Logan: What kind of changes or suggestions would a publisher typically have when reviewing a finished sketch?
Clyde Caldwell: Truth to tell, most of the time they don't make any changes. They just approve a sketch and I do the painting. However, every now and again they'll make minor changes to a sketch...and then every once in a while they'll want major changes. That's pretty rare though.
For the painting, There Will Be Dragons, I did a couple of sketches and submitted them. Jim Baen wrote back and accepted a sketch, but he said the distributor wanted a science fiction element on the cover (which was basically a fantasy painting)...and would I add a tiny spaceship in the background?
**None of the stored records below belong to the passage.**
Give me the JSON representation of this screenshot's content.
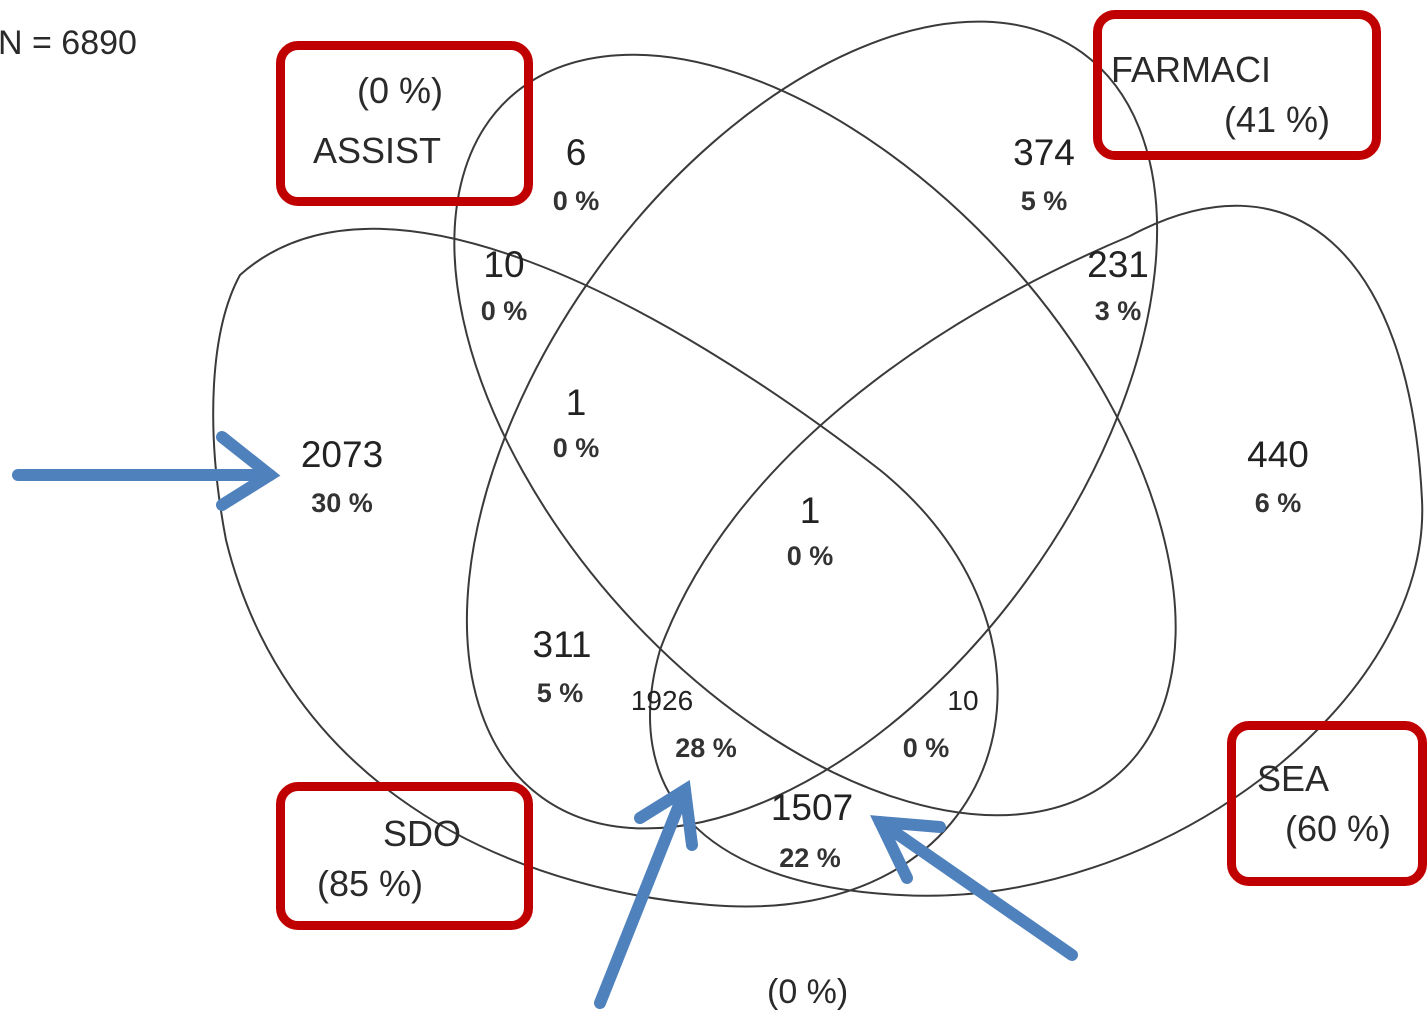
{
  "total_label": "N = 6890",
  "sets": {
    "assist": {
      "name": "ASSIST",
      "pct": "(0 %)"
    },
    "farmaci": {
      "name": "FARMACI",
      "pct": "(41 %)"
    },
    "sdo": {
      "name": "SDO",
      "pct": "(85 %)"
    },
    "sea": {
      "name": "SEA",
      "pct": "(60 %)"
    }
  },
  "outside_pct": "(0 %)",
  "regions": {
    "assist_only": {
      "count": "6",
      "pct": "0 %"
    },
    "farmaci_only": {
      "count": "374",
      "pct": "5 %"
    },
    "sdo_assist": {
      "count": "10",
      "pct": "0 %"
    },
    "farmaci_sea": {
      "count": "231",
      "pct": "3 %"
    },
    "assist_farmaci": {
      "count": "1",
      "pct": "0 %"
    },
    "sdo_only": {
      "count": "2073",
      "pct": "30 %"
    },
    "sea_only": {
      "count": "440",
      "pct": "6 %"
    },
    "center": {
      "count": "1",
      "pct": "0 %"
    },
    "sdo_farmaci": {
      "count": "311",
      "pct": "5 %"
    },
    "sdo_farmaci_sea": {
      "count": "1926",
      "pct": "28 %"
    },
    "assist_sea": {
      "count": "10",
      "pct": "0 %"
    },
    "sdo_sea": {
      "count": "1507",
      "pct": "22 %"
    }
  },
  "colors": {
    "highlight_box": "#C00000",
    "arrow": "#4F81BD",
    "ellipse_stroke": "#3a3a3a"
  }
}
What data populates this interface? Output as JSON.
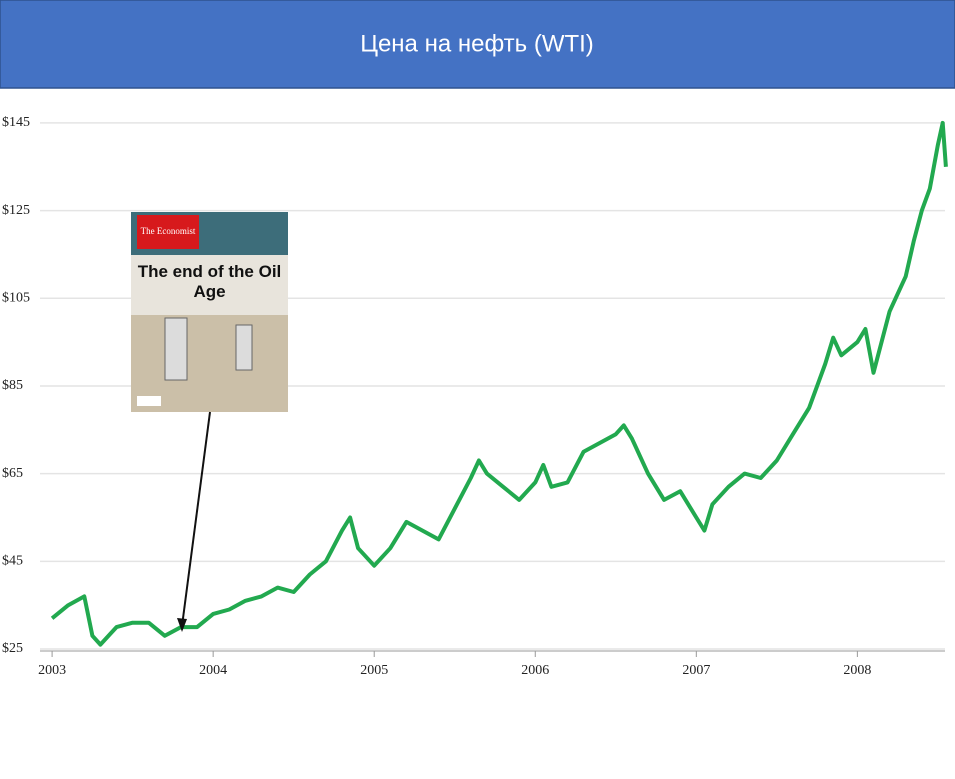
{
  "chart_data": {
    "type": "line",
    "title": "Цена на нефть (WTI)",
    "annotation": {
      "brand": "The Economist",
      "headline": "The end of the Oil Age"
    },
    "x": [
      2003.0,
      2003.1,
      2003.2,
      2003.25,
      2003.3,
      2003.4,
      2003.5,
      2003.6,
      2003.7,
      2003.8,
      2003.9,
      2004.0,
      2004.1,
      2004.2,
      2004.3,
      2004.4,
      2004.5,
      2004.6,
      2004.7,
      2004.8,
      2004.85,
      2004.9,
      2005.0,
      2005.1,
      2005.2,
      2005.3,
      2005.4,
      2005.5,
      2005.6,
      2005.65,
      2005.7,
      2005.8,
      2005.9,
      2006.0,
      2006.05,
      2006.1,
      2006.2,
      2006.3,
      2006.4,
      2006.5,
      2006.55,
      2006.6,
      2006.7,
      2006.8,
      2006.9,
      2007.0,
      2007.05,
      2007.1,
      2007.2,
      2007.3,
      2007.4,
      2007.5,
      2007.6,
      2007.7,
      2007.8,
      2007.85,
      2007.9,
      2008.0,
      2008.05,
      2008.1,
      2008.2,
      2008.3,
      2008.35,
      2008.4,
      2008.45,
      2008.5,
      2008.53,
      2008.55
    ],
    "series": [
      {
        "name": "WTI",
        "color": "#22a94f",
        "values": [
          32,
          35,
          37,
          28,
          26,
          30,
          31,
          31,
          28,
          30,
          30,
          33,
          34,
          36,
          37,
          39,
          38,
          42,
          45,
          52,
          55,
          48,
          44,
          48,
          54,
          52,
          50,
          57,
          64,
          68,
          65,
          62,
          59,
          63,
          67,
          62,
          63,
          70,
          72,
          74,
          76,
          73,
          65,
          59,
          61,
          55,
          52,
          58,
          62,
          65,
          64,
          68,
          74,
          80,
          90,
          96,
          92,
          95,
          98,
          88,
          102,
          110,
          118,
          125,
          130,
          140,
          145,
          135
        ]
      }
    ],
    "xlim": [
      2002.9,
      2008.6
    ],
    "xticks": [
      2003,
      2004,
      2005,
      2006,
      2007,
      2008
    ],
    "ylim": [
      25,
      150
    ],
    "yticks": [
      {
        "value": 25,
        "label": "$25"
      },
      {
        "value": 45,
        "label": "$45"
      },
      {
        "value": 65,
        "label": "$65"
      },
      {
        "value": 85,
        "label": "$85"
      },
      {
        "value": 105,
        "label": "$105"
      },
      {
        "value": 125,
        "label": "$125"
      },
      {
        "value": 145,
        "label": "$145"
      }
    ],
    "grid": true
  }
}
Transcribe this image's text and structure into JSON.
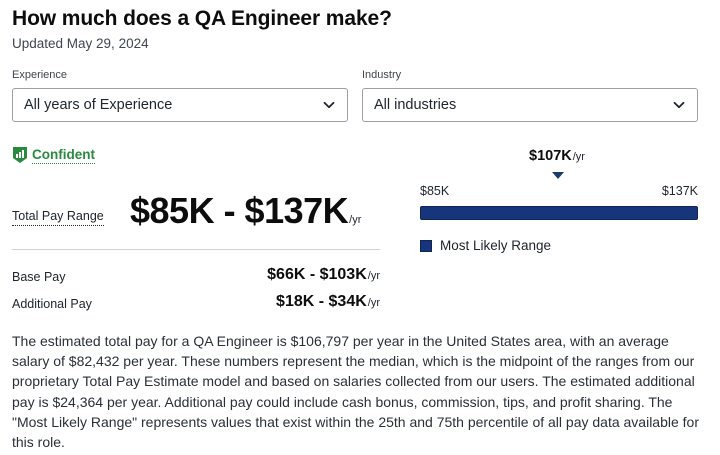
{
  "header": {
    "title": "How much does a QA Engineer make?",
    "updated": "Updated May 29, 2024"
  },
  "filters": {
    "experience": {
      "label": "Experience",
      "value": "All years of Experience"
    },
    "industry": {
      "label": "Industry",
      "value": "All industries"
    }
  },
  "confidence": {
    "label": "Confident",
    "icon": "bar-chart-shield-icon",
    "color": "#2a8a3e"
  },
  "total_pay": {
    "label": "Total Pay Range",
    "value": "$85K - $137K",
    "unit": "/yr"
  },
  "base_pay": {
    "label": "Base Pay",
    "value": "$66K - $103K",
    "unit": "/yr"
  },
  "additional_pay": {
    "label": "Additional Pay",
    "value": "$18K - $34K",
    "unit": "/yr"
  },
  "range_chart": {
    "median": "$107K",
    "median_unit": "/yr",
    "min_label": "$85K",
    "max_label": "$137K",
    "legend_label": "Most Likely Range",
    "bar_color": "#17357a"
  },
  "description": "The estimated total pay for a QA Engineer is $106,797 per year in the United States area, with an average salary of $82,432 per year. These numbers represent the median, which is the midpoint of the ranges from our proprietary Total Pay Estimate model and based on salaries collected from our users. The estimated additional pay is $24,364 per year. Additional pay could include cash bonus, commission, tips, and profit sharing. The \"Most Likely Range\" represents values that exist within the 25th and 75th percentile of all pay data available for this role."
}
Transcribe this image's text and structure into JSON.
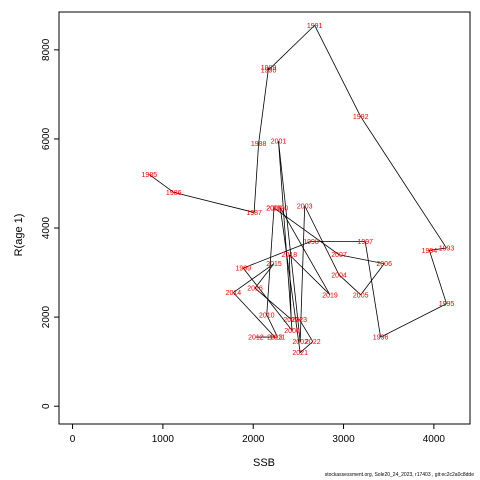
{
  "chart_data": {
    "type": "line",
    "title": "",
    "xlabel": "SSB",
    "ylabel": "R(age 1)",
    "xlim": [
      -150,
      4400
    ],
    "ylim": [
      -400,
      8850
    ],
    "xticks": [
      0,
      1000,
      2000,
      3000,
      4000
    ],
    "yticks": [
      0,
      2000,
      4000,
      6000,
      8000
    ],
    "grid": false,
    "points": [
      {
        "year": "1985",
        "x": 850,
        "y": 5200
      },
      {
        "year": "1986",
        "x": 1120,
        "y": 4800
      },
      {
        "year": "1987",
        "x": 2010,
        "y": 4350
      },
      {
        "year": "1988",
        "x": 2060,
        "y": 5900
      },
      {
        "year": "1989",
        "x": 2170,
        "y": 7600
      },
      {
        "year": "1990",
        "x": 2170,
        "y": 7550
      },
      {
        "year": "1991",
        "x": 2680,
        "y": 8550
      },
      {
        "year": "1992",
        "x": 3190,
        "y": 6500
      },
      {
        "year": "1993",
        "x": 4140,
        "y": 3550
      },
      {
        "year": "1994",
        "x": 3950,
        "y": 3500
      },
      {
        "year": "1995",
        "x": 4140,
        "y": 2300
      },
      {
        "year": "1996",
        "x": 3410,
        "y": 1550
      },
      {
        "year": "1997",
        "x": 3240,
        "y": 3700
      },
      {
        "year": "1998",
        "x": 2640,
        "y": 3700
      },
      {
        "year": "1999",
        "x": 1890,
        "y": 3100
      },
      {
        "year": "2000",
        "x": 2430,
        "y": 1700
      },
      {
        "year": "2001",
        "x": 2280,
        "y": 5950
      },
      {
        "year": "2002",
        "x": 2520,
        "y": 1450
      },
      {
        "year": "2003",
        "x": 2570,
        "y": 4500
      },
      {
        "year": "2004",
        "x": 2950,
        "y": 2950
      },
      {
        "year": "2005",
        "x": 3190,
        "y": 2500
      },
      {
        "year": "2006",
        "x": 3450,
        "y": 3200
      },
      {
        "year": "2007",
        "x": 2950,
        "y": 3400
      },
      {
        "year": "2008",
        "x": 2230,
        "y": 4450
      },
      {
        "year": "2009",
        "x": 2230,
        "y": 4450
      },
      {
        "year": "2010",
        "x": 2150,
        "y": 2050
      },
      {
        "year": "2011",
        "x": 2270,
        "y": 1550
      },
      {
        "year": "2012",
        "x": 2030,
        "y": 1550
      },
      {
        "year": "2013",
        "x": 2240,
        "y": 1550
      },
      {
        "year": "2014",
        "x": 1780,
        "y": 2550
      },
      {
        "year": "2015",
        "x": 2230,
        "y": 3200
      },
      {
        "year": "2016",
        "x": 2020,
        "y": 2650
      },
      {
        "year": "2017",
        "x": 2420,
        "y": 1950
      },
      {
        "year": "2018",
        "x": 2400,
        "y": 3400
      },
      {
        "year": "2019",
        "x": 2850,
        "y": 2500
      },
      {
        "year": "2020",
        "x": 2300,
        "y": 4450
      },
      {
        "year": "2021",
        "x": 2520,
        "y": 1200
      },
      {
        "year": "2022",
        "x": 2660,
        "y": 1450
      },
      {
        "year": "2023",
        "x": 2510,
        "y": 1950
      }
    ]
  },
  "colors": {
    "line": "#000000",
    "labels": "#ff0000",
    "axes": "#000000"
  },
  "footer_text": "stockassessment.org, Sole20_24_2023, r17403 , git:ec2c2a0c8dde"
}
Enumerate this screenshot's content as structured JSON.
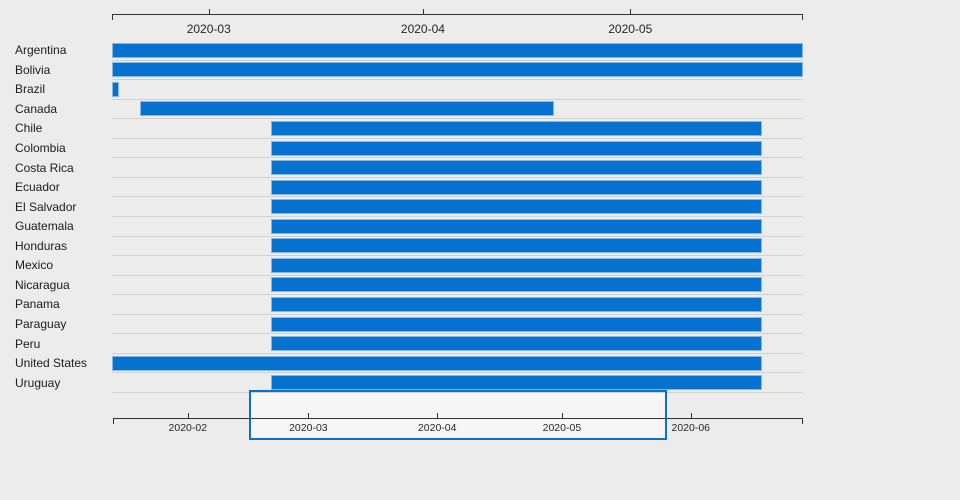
{
  "colors": {
    "background": "#ececec",
    "bar": "#0671ce",
    "bar_stroke": "rgba(255,255,255,0.5)",
    "axis_line": "#333333",
    "tick_label": "#262626",
    "row_label": "#1b1b1b",
    "row_separator": "#d2d2d2",
    "brush_border": "#0b6fd0",
    "brush_fill": "rgba(255,255,255,0.55)"
  },
  "chart_data": {
    "type": "gantt",
    "title": "",
    "rows": [
      {
        "label": "Argentina",
        "start": "2020-02-16",
        "end": "2020-05-26",
        "clipped_start": true,
        "clipped_end": true
      },
      {
        "label": "Bolivia",
        "start": "2020-02-16",
        "end": "2020-05-26",
        "clipped_start": true,
        "clipped_end": true
      },
      {
        "label": "Brazil",
        "start": "2020-02-16",
        "end": "2020-02-17",
        "clipped_start": true,
        "clipped_end": false
      },
      {
        "label": "Canada",
        "start": "2020-02-20",
        "end": "2020-04-20",
        "clipped_start": false,
        "clipped_end": false
      },
      {
        "label": "Chile",
        "start": "2020-03-10",
        "end": "2020-05-20",
        "clipped_start": false,
        "clipped_end": false
      },
      {
        "label": "Colombia",
        "start": "2020-03-10",
        "end": "2020-05-20",
        "clipped_start": false,
        "clipped_end": false
      },
      {
        "label": "Costa Rica",
        "start": "2020-03-10",
        "end": "2020-05-20",
        "clipped_start": false,
        "clipped_end": false
      },
      {
        "label": "Ecuador",
        "start": "2020-03-10",
        "end": "2020-05-20",
        "clipped_start": false,
        "clipped_end": false
      },
      {
        "label": "El Salvador",
        "start": "2020-03-10",
        "end": "2020-05-20",
        "clipped_start": false,
        "clipped_end": false
      },
      {
        "label": "Guatemala",
        "start": "2020-03-10",
        "end": "2020-05-20",
        "clipped_start": false,
        "clipped_end": false
      },
      {
        "label": "Honduras",
        "start": "2020-03-10",
        "end": "2020-05-20",
        "clipped_start": false,
        "clipped_end": false
      },
      {
        "label": "Mexico",
        "start": "2020-03-10",
        "end": "2020-05-20",
        "clipped_start": false,
        "clipped_end": false
      },
      {
        "label": "Nicaragua",
        "start": "2020-03-10",
        "end": "2020-05-20",
        "clipped_start": false,
        "clipped_end": false
      },
      {
        "label": "Panama",
        "start": "2020-03-10",
        "end": "2020-05-20",
        "clipped_start": false,
        "clipped_end": false
      },
      {
        "label": "Paraguay",
        "start": "2020-03-10",
        "end": "2020-05-20",
        "clipped_start": false,
        "clipped_end": false
      },
      {
        "label": "Peru",
        "start": "2020-03-10",
        "end": "2020-05-20",
        "clipped_start": false,
        "clipped_end": false
      },
      {
        "label": "United States",
        "start": "2020-02-16",
        "end": "2020-05-20",
        "clipped_start": true,
        "clipped_end": false
      },
      {
        "label": "Uruguay",
        "start": "2020-03-10",
        "end": "2020-05-20",
        "clipped_start": false,
        "clipped_end": false
      }
    ],
    "detail_axis": {
      "domain_start": "2020-02-16",
      "domain_end": "2020-05-26",
      "ticks": [
        {
          "date": "2020-03-01",
          "label": "2020-03"
        },
        {
          "date": "2020-04-01",
          "label": "2020-04"
        },
        {
          "date": "2020-05-01",
          "label": "2020-05"
        }
      ]
    },
    "overview_axis": {
      "domain_start": "2020-01-14",
      "domain_end": "2020-06-28",
      "ticks": [
        {
          "date": "2020-02-01",
          "label": "2020-02"
        },
        {
          "date": "2020-03-01",
          "label": "2020-03"
        },
        {
          "date": "2020-04-01",
          "label": "2020-04"
        },
        {
          "date": "2020-05-01",
          "label": "2020-05"
        },
        {
          "date": "2020-06-01",
          "label": "2020-06"
        }
      ],
      "selection_start": "2020-02-16",
      "selection_end": "2020-05-26"
    }
  }
}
I reluctantly added the spaceship, though there were no spaceships in the book!
Logan: Do you ever try and get direct author input on a piece? Is the author's vision something you take into account at all when you're working on a painting?
Clyde Caldwell: I certainly try to keep the author's vision in mind when I'm coming up with ideas. I like to try to find things in the manuscript that I'd like to paint and then bring them to life. And I always like to read the full manuscript, if available, to get a feel for the book.
In the past I've noticed that publishers usually don't like for authors and artists to get together and exchange ideas. I think the concept is that authors are too close to the material and aren't necessarily terribly visual and might not make the best choice for a cover. I do talk to authors at times though...especially when I don't have enough information to come up with good cover ideas. Most of the time they're very easy to work with and helpful.
I'm working on a cover for a book by Wm. Mark Simmons right now. I only had a partial manuscript to work from, so contacted Mark with some questions. He's been very helpful in providing information and throwing out ideas for discussion.
Every now and then a big author might make suggestions (or demands) as to what he or she wants on the cover of their book. Sometimes they're good ideas...sometimes not. In those cases I just do the best I can with the ideas I have to work with.
An author just came up to me at DragonCon and introduced herself by saying, "I want to thank you. You made me a lot of money." She thought that my cover had sold the book, and the book sold very well. Illustrators love to hear that!